2.                      Le recourant n’a pas payé l’avance de frais dans le délai prescrit, ni demandé une prolongation de celui-ci, ni transmis la décision attaquée au Tribunal. Le recours est partant manifestement irrecevable. Cette décision peut être rendue selon la procédure simplifiée régie par l’art. 82 LPA-VD dans la composition du juge unique (art. 94 al. 1 let. d LPA-VD).

3.                      Il se justifie de statuer sans frais judiciaires; il n’est pas alloué de dépens (art. 49, 50, 52, 55 et 56 LPA-VD).


 

Par ces motifs
 la Cour de droit administratif et public
du Tribunal cantonal
arrête:

I.                       Le recours est irrecevable.

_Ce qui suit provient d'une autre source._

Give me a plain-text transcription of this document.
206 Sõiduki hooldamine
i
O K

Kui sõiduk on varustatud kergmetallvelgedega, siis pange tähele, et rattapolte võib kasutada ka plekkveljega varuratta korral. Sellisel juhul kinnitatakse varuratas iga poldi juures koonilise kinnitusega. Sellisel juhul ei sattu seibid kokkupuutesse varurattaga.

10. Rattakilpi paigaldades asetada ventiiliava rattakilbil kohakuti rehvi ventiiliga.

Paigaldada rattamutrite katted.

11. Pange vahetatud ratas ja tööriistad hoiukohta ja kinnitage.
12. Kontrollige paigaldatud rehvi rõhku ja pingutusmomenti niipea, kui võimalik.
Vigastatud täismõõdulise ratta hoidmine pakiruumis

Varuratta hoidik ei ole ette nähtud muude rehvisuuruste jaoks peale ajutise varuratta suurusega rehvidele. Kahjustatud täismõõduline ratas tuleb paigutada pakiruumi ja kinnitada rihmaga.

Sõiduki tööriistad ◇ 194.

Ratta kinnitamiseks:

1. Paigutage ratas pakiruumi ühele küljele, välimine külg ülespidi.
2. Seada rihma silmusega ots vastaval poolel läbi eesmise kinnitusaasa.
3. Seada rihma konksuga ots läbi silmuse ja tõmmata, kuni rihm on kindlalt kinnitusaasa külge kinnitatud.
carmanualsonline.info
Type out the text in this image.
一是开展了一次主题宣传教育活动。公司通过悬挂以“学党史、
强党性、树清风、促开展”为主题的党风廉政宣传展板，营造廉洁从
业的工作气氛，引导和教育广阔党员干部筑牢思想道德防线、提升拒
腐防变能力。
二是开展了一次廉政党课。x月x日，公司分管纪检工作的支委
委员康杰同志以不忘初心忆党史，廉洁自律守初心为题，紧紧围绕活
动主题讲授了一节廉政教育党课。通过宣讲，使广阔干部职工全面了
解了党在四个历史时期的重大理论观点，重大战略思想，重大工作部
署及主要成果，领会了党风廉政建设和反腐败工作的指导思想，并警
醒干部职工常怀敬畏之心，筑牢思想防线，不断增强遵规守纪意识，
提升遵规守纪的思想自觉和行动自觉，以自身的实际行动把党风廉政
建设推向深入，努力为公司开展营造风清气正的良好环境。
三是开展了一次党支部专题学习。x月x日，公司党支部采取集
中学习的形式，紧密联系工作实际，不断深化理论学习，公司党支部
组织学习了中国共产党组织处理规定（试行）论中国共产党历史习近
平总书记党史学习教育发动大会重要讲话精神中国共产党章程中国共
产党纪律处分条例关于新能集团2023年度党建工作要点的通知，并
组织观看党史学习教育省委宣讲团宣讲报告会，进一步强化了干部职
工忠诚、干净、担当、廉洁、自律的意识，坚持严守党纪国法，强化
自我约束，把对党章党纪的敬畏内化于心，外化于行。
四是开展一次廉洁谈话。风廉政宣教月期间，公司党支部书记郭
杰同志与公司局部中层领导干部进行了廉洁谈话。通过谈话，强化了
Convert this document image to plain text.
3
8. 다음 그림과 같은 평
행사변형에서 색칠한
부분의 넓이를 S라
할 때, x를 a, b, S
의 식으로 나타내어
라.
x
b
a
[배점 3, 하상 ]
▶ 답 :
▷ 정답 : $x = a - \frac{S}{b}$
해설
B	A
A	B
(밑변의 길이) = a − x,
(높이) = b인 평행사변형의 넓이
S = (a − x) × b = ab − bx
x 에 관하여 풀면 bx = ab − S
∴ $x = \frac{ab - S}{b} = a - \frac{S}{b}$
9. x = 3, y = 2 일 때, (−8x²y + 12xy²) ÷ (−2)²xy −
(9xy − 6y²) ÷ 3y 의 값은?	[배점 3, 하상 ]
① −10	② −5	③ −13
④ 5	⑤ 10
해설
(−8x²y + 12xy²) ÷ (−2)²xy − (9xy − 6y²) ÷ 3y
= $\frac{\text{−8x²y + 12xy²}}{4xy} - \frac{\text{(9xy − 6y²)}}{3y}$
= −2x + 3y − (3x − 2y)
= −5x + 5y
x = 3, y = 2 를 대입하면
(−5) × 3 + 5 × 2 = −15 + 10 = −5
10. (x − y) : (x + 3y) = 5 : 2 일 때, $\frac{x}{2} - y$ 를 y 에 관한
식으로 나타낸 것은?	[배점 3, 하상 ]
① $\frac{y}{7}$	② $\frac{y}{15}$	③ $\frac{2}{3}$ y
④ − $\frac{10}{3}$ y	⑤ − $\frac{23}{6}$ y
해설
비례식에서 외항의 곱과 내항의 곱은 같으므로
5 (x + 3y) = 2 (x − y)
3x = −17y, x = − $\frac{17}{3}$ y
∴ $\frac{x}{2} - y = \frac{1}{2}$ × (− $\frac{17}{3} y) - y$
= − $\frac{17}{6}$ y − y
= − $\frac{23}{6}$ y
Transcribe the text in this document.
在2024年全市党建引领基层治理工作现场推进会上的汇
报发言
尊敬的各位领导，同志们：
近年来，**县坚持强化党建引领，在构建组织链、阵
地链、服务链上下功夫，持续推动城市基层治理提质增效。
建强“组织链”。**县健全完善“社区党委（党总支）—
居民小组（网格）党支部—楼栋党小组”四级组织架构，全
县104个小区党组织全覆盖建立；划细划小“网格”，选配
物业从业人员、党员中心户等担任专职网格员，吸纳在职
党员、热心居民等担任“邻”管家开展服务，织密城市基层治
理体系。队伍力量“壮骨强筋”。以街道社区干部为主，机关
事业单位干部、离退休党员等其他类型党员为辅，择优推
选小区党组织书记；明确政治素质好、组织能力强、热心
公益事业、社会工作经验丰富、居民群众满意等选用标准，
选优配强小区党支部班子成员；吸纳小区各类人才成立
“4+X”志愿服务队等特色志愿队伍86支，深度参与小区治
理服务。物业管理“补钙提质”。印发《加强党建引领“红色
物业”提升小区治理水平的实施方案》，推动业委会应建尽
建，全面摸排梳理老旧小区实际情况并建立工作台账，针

II.                      Il est statué sans frais judiciaires, ni dépens.

III.                    Une éventuelle avance de frais tardive sera restituée.

Lausanne, le 6 juin 2018

 

                                                          Le président:                                  


                                                                                                                 

Le présent arrêt est communiqué aux destinataires de l'avis d'envoi ci-joint.

Il peut faire l'objet, dans les trente jours suivant sa notification, d'un recours au Tribunal fédéral (Tribunal fédéral suisse, 1000 Lausanne 14). Le recours en matière de droit public s'exerce aux conditions des articles 82 ss de la loi du 17 juin 2005 sur le Tribunal fédéral (LTF - RS 173.110), le recours constitutionnel subsidiaire à celles des articles 113 ss LTF. Le mémoire de recours doit être rédigé dans une langue officielle, indiquer les conclusions, les motifs et les moyens de preuve, et être signé. Les motifs doivent exposer succinctement en quoi l’acte attaqué viole le droit. Les pièces invoquées comme moyens de preuve doivent être jointes au mémoire, pour autant qu’elles soient en mains de la partie; il en va de même de la décision attaquée.